Association of beta-defensin 1 single nucleotide polymorphisms with atopic dermatitis.Int Arch Allergy Immunol 2007; 142(3):211-8IA
Atopic dermatitis (AD) is a chronic multifactorial allergic disease with unclear etiology. The antimicrobial human beta-defensin 1 is chemotactic for dendritic cells, which are important regulators of allergic immune responses. In an attempt to identify useful markers that could predict susceptibility to AD, we investigated single nucleotide polymorphisms (SNPs) of the beta-defensin 1 gene (DEFB1) with potential functional consequences.
Four SNPs of the DEFB1 gene were genotyped either by real-time polymerase chain reaction or polymerase chain reaction-restriction fragment length polymorphisms in 59 patients with AD and 151 controls from the Mexican population. Correlation analyses were carried out between genetic, environmental and clinical variables in AD patients.
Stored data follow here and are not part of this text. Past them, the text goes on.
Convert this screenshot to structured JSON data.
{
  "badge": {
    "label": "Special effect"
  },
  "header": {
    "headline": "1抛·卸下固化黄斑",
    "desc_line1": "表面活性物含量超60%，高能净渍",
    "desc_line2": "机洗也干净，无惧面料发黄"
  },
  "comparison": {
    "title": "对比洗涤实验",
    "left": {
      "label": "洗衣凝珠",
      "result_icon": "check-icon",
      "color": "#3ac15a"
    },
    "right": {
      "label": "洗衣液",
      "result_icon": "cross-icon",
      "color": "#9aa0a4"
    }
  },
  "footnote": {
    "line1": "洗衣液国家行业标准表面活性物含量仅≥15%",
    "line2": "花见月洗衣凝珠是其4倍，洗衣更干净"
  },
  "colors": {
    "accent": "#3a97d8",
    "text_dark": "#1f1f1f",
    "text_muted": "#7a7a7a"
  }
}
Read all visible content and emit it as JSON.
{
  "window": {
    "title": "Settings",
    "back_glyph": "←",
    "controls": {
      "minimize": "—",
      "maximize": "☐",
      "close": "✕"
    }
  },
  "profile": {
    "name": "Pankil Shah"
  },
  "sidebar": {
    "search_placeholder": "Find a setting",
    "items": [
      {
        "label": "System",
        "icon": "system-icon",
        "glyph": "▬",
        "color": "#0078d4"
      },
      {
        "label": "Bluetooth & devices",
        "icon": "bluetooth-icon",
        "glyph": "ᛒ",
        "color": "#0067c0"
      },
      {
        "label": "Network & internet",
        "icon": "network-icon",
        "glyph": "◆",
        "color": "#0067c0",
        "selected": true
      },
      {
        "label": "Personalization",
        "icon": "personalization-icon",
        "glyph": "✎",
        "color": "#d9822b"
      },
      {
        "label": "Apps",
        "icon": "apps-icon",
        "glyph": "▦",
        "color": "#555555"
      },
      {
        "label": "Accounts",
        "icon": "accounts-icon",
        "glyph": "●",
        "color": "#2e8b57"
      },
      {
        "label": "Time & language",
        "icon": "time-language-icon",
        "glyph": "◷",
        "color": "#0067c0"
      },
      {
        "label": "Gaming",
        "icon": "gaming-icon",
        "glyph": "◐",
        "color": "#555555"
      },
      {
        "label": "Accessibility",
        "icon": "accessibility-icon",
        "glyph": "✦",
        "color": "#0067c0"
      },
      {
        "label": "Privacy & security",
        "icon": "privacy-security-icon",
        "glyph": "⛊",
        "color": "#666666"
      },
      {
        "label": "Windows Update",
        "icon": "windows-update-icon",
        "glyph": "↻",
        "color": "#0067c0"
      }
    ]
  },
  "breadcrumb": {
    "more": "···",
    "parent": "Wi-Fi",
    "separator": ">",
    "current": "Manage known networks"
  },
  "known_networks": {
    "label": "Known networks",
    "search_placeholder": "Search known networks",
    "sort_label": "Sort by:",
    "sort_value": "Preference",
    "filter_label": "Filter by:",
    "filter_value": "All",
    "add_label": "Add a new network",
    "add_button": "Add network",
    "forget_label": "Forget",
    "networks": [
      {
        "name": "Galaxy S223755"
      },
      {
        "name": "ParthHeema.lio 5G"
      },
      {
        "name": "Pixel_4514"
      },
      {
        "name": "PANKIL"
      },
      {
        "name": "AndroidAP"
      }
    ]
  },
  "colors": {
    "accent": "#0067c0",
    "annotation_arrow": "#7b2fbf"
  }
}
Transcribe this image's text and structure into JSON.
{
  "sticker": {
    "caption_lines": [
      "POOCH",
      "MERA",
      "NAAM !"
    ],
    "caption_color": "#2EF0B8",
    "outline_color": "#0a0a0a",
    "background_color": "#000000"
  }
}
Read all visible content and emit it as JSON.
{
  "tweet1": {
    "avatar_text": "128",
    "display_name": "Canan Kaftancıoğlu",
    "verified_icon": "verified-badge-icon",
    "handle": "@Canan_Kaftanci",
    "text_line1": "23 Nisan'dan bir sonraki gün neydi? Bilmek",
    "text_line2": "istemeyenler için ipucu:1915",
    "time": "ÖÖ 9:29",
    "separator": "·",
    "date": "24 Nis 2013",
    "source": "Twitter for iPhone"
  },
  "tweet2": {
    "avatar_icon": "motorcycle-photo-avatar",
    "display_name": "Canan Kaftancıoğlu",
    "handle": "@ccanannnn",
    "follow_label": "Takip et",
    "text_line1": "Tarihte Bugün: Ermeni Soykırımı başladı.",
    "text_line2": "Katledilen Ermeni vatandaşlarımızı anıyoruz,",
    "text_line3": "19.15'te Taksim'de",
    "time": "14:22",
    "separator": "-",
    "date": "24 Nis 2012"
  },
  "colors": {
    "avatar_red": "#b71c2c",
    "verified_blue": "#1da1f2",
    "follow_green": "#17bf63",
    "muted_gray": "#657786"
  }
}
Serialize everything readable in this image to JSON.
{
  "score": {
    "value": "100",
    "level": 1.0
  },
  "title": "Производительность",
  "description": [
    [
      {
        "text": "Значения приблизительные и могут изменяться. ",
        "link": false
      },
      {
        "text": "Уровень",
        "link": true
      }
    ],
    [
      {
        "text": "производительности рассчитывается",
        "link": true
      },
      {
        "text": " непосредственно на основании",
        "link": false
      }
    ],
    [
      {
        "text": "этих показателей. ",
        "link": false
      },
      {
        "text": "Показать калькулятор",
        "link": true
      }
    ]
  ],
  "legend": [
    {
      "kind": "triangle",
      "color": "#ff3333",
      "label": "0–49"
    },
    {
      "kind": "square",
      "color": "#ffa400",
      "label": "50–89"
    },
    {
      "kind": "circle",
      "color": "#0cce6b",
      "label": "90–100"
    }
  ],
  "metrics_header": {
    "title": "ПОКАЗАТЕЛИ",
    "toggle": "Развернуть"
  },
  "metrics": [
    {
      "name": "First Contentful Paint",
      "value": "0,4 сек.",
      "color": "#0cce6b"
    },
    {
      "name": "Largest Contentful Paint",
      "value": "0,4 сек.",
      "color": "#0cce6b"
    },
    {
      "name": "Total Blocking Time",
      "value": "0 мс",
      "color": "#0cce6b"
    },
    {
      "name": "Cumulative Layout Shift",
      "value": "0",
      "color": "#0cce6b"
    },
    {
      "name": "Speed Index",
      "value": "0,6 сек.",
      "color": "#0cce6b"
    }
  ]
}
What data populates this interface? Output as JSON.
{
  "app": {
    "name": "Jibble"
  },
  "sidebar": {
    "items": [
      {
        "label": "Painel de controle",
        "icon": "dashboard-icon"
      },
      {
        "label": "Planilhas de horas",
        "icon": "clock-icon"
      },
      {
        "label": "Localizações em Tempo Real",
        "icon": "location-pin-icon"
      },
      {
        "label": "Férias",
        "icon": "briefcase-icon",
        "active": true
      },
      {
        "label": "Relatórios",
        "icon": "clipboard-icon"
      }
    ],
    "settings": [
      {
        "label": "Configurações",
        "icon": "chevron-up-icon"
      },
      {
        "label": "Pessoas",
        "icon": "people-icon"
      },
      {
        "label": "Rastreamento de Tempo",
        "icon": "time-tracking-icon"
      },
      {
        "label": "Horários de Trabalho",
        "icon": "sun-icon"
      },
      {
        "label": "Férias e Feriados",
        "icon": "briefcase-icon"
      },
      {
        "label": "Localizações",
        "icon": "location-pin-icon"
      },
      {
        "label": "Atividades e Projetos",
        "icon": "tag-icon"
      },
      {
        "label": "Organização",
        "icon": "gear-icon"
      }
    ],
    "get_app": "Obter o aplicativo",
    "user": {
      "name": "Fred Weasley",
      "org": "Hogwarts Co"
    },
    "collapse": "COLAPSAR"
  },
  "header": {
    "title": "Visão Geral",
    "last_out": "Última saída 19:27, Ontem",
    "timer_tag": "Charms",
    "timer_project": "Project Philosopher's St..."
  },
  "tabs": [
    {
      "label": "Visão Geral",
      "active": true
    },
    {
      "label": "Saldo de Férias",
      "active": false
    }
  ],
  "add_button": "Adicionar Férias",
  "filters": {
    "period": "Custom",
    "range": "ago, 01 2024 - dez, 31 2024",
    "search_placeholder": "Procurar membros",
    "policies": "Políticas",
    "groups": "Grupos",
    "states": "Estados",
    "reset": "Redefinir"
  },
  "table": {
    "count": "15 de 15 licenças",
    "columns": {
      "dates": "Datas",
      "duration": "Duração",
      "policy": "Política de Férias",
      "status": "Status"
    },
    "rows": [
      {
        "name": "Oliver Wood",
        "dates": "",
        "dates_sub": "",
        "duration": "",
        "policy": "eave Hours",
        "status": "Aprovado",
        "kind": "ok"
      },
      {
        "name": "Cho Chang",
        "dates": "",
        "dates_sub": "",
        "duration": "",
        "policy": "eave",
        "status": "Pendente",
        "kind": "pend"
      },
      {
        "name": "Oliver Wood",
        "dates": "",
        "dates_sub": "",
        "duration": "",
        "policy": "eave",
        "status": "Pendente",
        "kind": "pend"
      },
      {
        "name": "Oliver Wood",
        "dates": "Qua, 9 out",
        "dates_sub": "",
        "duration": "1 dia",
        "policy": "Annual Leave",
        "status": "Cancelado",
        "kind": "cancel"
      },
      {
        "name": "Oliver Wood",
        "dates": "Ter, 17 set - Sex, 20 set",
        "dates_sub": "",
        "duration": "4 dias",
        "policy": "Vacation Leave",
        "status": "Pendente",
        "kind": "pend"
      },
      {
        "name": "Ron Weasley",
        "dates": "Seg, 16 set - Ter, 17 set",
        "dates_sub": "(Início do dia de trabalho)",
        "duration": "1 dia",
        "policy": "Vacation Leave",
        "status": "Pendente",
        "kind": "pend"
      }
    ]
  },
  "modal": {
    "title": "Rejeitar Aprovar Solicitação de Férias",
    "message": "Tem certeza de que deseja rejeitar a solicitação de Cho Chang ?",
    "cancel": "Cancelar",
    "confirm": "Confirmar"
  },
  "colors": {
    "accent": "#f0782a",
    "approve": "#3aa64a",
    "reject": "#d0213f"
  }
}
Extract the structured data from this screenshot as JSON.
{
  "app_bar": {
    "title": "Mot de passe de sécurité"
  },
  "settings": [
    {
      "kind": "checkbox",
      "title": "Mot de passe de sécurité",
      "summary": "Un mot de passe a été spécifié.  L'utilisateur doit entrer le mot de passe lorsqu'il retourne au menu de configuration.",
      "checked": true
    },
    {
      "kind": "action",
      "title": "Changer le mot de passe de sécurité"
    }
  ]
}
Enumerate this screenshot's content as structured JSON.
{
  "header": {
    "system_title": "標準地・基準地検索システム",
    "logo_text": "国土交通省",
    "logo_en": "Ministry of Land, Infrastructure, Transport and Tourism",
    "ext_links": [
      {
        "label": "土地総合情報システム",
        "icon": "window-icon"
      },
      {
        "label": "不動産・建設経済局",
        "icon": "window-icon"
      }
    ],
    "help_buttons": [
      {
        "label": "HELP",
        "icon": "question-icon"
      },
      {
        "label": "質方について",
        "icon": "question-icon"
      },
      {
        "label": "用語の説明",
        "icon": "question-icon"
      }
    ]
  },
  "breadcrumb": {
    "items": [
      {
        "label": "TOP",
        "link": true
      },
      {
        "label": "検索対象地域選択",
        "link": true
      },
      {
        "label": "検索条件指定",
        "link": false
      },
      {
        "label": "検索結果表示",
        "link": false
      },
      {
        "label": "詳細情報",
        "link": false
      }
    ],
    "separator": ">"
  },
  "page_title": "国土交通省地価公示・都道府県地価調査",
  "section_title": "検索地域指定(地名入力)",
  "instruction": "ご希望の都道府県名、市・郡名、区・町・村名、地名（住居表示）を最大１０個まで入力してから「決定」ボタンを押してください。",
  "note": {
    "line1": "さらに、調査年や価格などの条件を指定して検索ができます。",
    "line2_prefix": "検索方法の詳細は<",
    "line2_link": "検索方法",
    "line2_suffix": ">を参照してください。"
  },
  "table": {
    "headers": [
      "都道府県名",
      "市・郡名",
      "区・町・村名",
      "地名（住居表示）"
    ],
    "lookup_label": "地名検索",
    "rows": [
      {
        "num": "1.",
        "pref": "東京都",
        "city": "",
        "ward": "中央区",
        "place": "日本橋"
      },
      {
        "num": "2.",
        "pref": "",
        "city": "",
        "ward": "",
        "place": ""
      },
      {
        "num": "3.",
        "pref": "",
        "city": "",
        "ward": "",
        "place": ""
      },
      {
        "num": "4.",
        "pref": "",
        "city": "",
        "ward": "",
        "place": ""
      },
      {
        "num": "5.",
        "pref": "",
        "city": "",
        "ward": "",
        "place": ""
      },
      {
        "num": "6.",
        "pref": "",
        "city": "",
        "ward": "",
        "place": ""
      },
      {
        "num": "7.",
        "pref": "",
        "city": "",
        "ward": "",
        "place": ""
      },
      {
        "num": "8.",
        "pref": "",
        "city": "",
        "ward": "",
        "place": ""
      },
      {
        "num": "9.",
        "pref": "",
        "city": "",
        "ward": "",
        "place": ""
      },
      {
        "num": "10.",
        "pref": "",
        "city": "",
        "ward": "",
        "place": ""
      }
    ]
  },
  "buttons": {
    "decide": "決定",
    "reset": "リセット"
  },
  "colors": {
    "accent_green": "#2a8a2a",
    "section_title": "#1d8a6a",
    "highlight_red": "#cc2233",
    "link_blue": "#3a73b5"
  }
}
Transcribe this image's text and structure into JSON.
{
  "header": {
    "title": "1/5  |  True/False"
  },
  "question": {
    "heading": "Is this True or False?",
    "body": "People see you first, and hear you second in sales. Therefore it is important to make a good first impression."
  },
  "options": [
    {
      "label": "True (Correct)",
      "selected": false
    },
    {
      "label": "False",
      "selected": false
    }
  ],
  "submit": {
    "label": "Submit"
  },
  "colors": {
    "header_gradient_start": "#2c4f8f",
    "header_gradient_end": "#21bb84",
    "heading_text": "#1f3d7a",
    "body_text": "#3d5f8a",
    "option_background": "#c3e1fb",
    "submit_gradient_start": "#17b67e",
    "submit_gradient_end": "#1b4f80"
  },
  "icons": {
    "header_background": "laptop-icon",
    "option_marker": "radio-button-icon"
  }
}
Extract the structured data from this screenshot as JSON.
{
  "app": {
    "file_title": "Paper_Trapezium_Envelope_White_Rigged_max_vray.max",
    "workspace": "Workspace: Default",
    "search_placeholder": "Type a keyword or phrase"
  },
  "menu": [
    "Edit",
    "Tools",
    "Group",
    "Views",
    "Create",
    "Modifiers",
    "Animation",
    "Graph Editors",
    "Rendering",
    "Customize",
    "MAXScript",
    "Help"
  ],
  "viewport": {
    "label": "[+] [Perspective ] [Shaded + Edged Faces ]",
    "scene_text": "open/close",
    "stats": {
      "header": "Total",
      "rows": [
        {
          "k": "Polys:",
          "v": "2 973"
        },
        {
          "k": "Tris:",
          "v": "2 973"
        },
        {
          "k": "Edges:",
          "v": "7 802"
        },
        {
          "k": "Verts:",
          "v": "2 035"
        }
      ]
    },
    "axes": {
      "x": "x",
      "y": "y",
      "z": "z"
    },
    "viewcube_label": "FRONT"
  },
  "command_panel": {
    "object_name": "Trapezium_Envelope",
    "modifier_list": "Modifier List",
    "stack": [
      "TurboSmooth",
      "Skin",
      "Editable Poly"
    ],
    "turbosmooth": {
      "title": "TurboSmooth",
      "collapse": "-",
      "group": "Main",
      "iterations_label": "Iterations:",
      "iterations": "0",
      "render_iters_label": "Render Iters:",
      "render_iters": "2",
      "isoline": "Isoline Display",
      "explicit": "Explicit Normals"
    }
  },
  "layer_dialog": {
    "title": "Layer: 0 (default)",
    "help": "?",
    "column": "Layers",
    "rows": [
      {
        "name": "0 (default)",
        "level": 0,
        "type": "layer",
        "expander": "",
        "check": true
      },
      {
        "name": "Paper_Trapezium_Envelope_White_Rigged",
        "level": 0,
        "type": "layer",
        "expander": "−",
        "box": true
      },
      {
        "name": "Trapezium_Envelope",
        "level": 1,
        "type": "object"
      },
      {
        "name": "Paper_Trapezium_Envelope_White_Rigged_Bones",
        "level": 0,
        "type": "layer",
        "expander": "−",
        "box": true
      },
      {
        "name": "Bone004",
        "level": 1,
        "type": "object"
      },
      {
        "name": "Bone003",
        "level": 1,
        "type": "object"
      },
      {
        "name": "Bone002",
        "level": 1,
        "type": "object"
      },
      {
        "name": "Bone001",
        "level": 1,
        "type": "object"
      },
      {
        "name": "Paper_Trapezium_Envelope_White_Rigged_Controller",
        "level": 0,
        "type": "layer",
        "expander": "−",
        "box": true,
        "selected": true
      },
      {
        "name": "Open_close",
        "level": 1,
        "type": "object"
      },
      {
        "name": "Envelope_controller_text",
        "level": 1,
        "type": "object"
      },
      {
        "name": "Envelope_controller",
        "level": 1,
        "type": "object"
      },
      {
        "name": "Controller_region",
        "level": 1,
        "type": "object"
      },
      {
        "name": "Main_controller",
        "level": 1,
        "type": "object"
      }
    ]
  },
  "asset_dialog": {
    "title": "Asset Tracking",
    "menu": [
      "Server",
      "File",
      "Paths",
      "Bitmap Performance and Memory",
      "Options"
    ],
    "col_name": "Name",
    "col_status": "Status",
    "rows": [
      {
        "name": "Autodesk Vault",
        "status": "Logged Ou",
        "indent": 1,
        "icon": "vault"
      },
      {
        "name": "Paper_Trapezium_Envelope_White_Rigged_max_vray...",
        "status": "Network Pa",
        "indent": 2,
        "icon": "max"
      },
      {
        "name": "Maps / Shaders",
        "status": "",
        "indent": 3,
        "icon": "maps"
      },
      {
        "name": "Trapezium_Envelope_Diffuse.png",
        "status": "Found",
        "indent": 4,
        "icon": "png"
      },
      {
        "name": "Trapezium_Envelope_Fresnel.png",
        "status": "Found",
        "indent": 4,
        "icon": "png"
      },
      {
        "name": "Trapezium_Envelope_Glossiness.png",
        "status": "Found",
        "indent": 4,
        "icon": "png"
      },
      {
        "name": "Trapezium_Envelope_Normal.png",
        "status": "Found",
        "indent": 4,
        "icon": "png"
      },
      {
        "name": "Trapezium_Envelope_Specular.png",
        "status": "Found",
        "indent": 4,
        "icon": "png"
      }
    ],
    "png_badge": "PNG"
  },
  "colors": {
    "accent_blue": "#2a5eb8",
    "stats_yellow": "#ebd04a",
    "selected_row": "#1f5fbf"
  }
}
The genotypes associated with susceptibility to AD and no other allergy were 692 GG (OR = 3.21, 95% CI 1.37-7.34) and 1654 AA (OR = 17.37, 95% CI 1.62-860.83). The allele 668 C is a risk factor for AD (OR = 2.23, 95% CI 1.22-4.01) and the allele A in site 1836 correlates with earlier age at onset (Spearman's rho = 0.232; p = 0.03). The prolonged duration of breastfeeding correlates with earlier age at onset as well as with the severity of AD.
The DEFB1 gene is probably involved in the incidence and development of AD, but additional functional studies will be necessary to understand the biological role of these SNPs.